Supporting documents help your editor understand your book faster. They also reduce confusion.

Create a Style Sheet

A style sheet is a simple document that lists important choices and details.

It may include:

  • Character names
  • Place names
  • Unique terms
  • Spellings
  • Capitalization choices
  • Timeline notes
  • Preferred punctuation style
  • Special words or phrases

This is very useful for fiction, fantasy, memoirs, academic books, and nonfiction manuscripts with repeated terms.

A style sheet helps keep your manuscript consistent from beginning to end.

Create an Outline or Summary

For nonfiction, provide a chapter outline. This helps the editor understand your argument, message, and reader journey.

For fiction, provide a short story summary or character description sheet. This helps the editor track plot, motivation, and character development.

List Known Weaknesses

Be honest about the areas you already know need help.

You may write:

  • “The opening feels slow.”
  • “The ending may feel rushed.”
  • “I am unsure about the chapter order.”
  • “The dialogue may need work.”
  • “Please check consistency in character names.”

This helps the editor focus on your biggest concerns.

4. Technical and Legal Prep

Before hiring an editor, make sure your manuscript does not have avoidable legal or factual issues.

Get Permissions

If your book includes quotes, song lyrics, images, poems, or long excerpts from other works, check whether you need permission.

This is important before publishing because copyright problems can delay or damage your book launch.

Verify Facts

For nonfiction, check all facts before editing.

Review:

  • Names
  • Dates
  • Statistics
  • Locations
  • Quotes
  • Research claims
  • Historical details
  • Business or legal statements

An editor may flag unclear facts, but the author is responsible for accuracy.
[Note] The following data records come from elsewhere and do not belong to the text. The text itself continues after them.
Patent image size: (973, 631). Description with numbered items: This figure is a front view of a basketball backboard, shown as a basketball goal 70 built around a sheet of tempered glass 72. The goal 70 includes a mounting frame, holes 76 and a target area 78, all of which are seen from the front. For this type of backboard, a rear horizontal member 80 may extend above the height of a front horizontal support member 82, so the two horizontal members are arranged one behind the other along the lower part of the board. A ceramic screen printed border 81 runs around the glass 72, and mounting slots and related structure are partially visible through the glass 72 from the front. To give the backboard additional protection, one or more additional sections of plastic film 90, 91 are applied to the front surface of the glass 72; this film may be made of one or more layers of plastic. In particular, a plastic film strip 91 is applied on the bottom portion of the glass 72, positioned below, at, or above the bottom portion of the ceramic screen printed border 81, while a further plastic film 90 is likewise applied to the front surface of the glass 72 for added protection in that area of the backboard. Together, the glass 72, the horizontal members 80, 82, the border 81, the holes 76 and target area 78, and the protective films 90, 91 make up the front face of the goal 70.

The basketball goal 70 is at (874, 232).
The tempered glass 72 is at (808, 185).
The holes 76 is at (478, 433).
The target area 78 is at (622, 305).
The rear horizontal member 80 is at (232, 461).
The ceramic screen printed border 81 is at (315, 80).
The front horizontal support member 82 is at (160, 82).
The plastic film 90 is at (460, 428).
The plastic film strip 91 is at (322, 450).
Strong fact-checking builds trust with readers.

5. Define Your Needs and Find the Right Editor

Before hiring, understand what kind of editing you need.

Know the Editor Type

Different editors do different jobs.

Developmental editing helps with structure, plot, pacing, message, and organization.

Line editing improves style, tone, flow, and sentence strength.

Copyediting fixes grammar, punctuation, spelling, consistency, and clarity.

Proofreading catches final typos, formatting slips, and small errors before publication.

Choosing the wrong service can waste time and money. This is why a clear author editing checklist is helpful before you hire.

Request a Sample Edit

Ask for a 500–2,000-word sample edit. This lets you see how the editor handles your writing.

A good sample edit should improve the work without removing your voice.

Discuss Scope and Budget

Be clear about your goals, timeline, and budget.

Ask what is included in the service. Does the editor provide comments? Track Changes? A style sheet? A summary report? A second review?

Clear expectations prevent confusion later.

Confirm Contract Details

For professional work, use a written agreement. The contract should explain scope, timeline, payment, confidentiality, and delivery format.

A confidentiality clause helps protect your work before publication.

This is especially important when working with a manuscript editor for hire online.

Final Thoughts

Preparing your manuscript before editing does not mean doing the editor’s job. It means giving your book the best chance to be improved properly.

A clean document, finished draft, style sheet, outline, and clear goals can make the editing process smoother and more valuable.

This book editing checklist helps editors focus on the quality of the writing instead of basic cleanup.Strong editing & proofreading services can make your book sharper, cleaner, and more professional. But the process begins with a prepared author.